There are clear and straightforward ways to deal
with most of the concerns that have been raised by Romney and other
treaty critics. As a first step, the administration should provide the
treaty’s negotiating record on the key points of contention. This will
allow the Senate to judge the intent of the parties and to understand
better the reasons the treaty emerged as it did. It will also help the
Senate in crafting an instrument of ratification that protects future
U.S. security needs. For instance, if the rail-mobile-ICBM loophole is
as minor a question as proponents claim, it can easily be resolved by
either joint statements (by the U.S. and Russian governments) or a
unilateral Russian statement that they agree that any new rail-mobile
systems will be accountable under the treaty.
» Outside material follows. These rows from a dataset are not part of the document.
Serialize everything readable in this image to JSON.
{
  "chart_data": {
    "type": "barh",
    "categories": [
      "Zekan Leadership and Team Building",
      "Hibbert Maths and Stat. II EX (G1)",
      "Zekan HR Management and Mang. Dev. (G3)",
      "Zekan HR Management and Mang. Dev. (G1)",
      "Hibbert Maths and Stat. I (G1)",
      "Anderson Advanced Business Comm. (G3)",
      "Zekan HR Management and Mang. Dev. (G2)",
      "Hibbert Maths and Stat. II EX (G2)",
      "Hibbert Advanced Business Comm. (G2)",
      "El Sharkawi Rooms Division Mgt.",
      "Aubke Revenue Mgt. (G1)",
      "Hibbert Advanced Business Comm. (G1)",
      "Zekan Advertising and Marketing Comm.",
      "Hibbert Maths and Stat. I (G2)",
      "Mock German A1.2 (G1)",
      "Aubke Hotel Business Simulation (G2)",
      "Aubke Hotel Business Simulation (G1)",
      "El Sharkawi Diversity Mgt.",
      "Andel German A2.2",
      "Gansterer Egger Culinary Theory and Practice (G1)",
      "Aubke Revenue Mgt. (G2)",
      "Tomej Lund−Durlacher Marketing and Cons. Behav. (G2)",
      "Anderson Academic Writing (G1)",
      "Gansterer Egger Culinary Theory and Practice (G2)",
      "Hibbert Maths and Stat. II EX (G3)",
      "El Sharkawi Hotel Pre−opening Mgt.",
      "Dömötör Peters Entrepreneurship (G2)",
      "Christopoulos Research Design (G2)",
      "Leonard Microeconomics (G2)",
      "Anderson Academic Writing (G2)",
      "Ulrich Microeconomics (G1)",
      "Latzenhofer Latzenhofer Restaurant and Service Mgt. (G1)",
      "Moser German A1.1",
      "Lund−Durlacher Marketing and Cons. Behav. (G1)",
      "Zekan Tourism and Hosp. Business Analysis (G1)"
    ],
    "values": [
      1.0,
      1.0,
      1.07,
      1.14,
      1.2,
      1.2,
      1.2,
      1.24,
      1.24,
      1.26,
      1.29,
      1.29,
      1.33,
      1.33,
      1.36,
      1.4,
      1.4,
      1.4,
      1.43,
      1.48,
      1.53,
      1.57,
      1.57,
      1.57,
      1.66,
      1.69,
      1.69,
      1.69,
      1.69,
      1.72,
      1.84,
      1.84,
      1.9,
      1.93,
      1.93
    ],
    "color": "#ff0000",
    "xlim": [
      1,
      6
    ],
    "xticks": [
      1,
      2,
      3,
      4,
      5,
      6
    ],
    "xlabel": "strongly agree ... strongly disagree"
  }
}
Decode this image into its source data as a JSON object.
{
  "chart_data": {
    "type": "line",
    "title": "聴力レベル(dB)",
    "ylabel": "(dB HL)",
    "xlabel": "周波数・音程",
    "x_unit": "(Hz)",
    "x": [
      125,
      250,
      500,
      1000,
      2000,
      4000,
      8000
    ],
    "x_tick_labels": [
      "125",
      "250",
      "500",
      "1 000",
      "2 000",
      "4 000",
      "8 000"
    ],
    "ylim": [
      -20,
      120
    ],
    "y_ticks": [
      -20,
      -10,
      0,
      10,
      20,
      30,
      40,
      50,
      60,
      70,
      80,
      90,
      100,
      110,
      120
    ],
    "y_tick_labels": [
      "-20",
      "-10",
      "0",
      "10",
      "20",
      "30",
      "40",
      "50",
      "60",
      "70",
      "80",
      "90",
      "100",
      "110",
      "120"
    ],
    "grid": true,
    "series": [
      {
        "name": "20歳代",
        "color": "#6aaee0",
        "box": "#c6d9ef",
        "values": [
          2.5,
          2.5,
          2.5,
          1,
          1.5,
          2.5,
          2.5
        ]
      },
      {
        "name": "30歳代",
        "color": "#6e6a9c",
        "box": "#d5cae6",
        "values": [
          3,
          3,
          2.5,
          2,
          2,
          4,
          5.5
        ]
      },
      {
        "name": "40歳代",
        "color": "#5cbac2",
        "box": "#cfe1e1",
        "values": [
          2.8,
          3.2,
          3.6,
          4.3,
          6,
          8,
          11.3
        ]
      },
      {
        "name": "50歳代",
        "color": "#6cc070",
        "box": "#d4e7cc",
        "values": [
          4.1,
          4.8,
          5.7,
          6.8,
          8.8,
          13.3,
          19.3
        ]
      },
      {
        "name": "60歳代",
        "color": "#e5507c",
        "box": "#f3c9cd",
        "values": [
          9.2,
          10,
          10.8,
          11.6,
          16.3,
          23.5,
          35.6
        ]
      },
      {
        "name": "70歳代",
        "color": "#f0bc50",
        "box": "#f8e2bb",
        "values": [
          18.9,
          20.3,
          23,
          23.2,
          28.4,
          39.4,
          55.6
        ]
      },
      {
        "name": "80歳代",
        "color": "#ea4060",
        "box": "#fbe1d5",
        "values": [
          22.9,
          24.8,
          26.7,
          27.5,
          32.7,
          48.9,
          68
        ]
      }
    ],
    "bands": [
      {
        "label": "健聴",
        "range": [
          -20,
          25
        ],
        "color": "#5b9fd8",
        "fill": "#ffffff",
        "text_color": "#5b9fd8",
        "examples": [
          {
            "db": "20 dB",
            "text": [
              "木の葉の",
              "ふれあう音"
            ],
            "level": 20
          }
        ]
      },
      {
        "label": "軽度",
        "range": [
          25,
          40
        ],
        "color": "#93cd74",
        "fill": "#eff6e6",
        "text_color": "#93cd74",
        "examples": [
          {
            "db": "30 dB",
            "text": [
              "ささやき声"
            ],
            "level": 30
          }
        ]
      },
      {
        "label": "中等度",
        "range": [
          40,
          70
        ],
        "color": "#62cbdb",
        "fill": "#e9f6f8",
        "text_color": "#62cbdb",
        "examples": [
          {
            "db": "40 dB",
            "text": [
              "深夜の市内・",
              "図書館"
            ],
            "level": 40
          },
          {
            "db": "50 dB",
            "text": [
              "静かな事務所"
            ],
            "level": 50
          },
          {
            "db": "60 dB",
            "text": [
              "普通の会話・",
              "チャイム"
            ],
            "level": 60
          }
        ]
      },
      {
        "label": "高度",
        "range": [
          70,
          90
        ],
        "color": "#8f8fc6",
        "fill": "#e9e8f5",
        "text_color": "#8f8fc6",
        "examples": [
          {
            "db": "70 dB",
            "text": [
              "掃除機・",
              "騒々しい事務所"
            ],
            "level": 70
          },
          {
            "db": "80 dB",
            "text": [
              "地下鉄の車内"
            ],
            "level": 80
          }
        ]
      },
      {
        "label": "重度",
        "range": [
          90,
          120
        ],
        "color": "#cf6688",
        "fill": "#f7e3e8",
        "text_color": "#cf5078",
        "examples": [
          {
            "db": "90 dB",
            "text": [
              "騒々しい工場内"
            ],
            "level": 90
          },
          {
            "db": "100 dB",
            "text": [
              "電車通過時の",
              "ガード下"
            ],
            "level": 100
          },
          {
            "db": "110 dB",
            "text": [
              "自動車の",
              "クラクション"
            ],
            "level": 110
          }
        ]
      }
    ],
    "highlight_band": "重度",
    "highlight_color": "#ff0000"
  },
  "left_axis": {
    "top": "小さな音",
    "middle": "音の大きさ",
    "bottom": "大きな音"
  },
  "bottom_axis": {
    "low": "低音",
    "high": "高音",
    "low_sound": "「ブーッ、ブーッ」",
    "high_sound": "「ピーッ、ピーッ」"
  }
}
This would seem especially
necessary given press accounts that the State Department’s report on
Russia’s compliance with the previous version of START, recently
delivered to the Senate, suggest some disputes about treaty violations
that remained unresolved at the time the treaty expired in December
2009.
Similarly, the Senate can make clear that it rejects any
interpretation of the treaty that would further limit U.S. missile
defenses and that, in future arms agreements, missile defenses and
conventionally armed strategic weapons will not be constrained. Finally,
as Senator Kyl has made clear, the administration’s commitment to
modernization of the nuclear force and follow-on platforms (like the
air-launched cruise missile for B-52H bombers) must be made manifest in
appropriations and the FY 2012 budget.
Up until now, perhaps out
of fear of the Russian reaction, the administration and its supporters
in the Senate have been unwilling to acknowledge that there are any
problems with the treaty and have been totally resistant to any fixes — a
position that seems very difficult to square with the Senate’s
constitutional responsibilities in treaty-making. The fixes we have
identified are straightforward, logical, and easy to understand. They
are also needed to protect U.S. security. The Senate must be more than a
rubber stamp if U.S. interests are to be protected.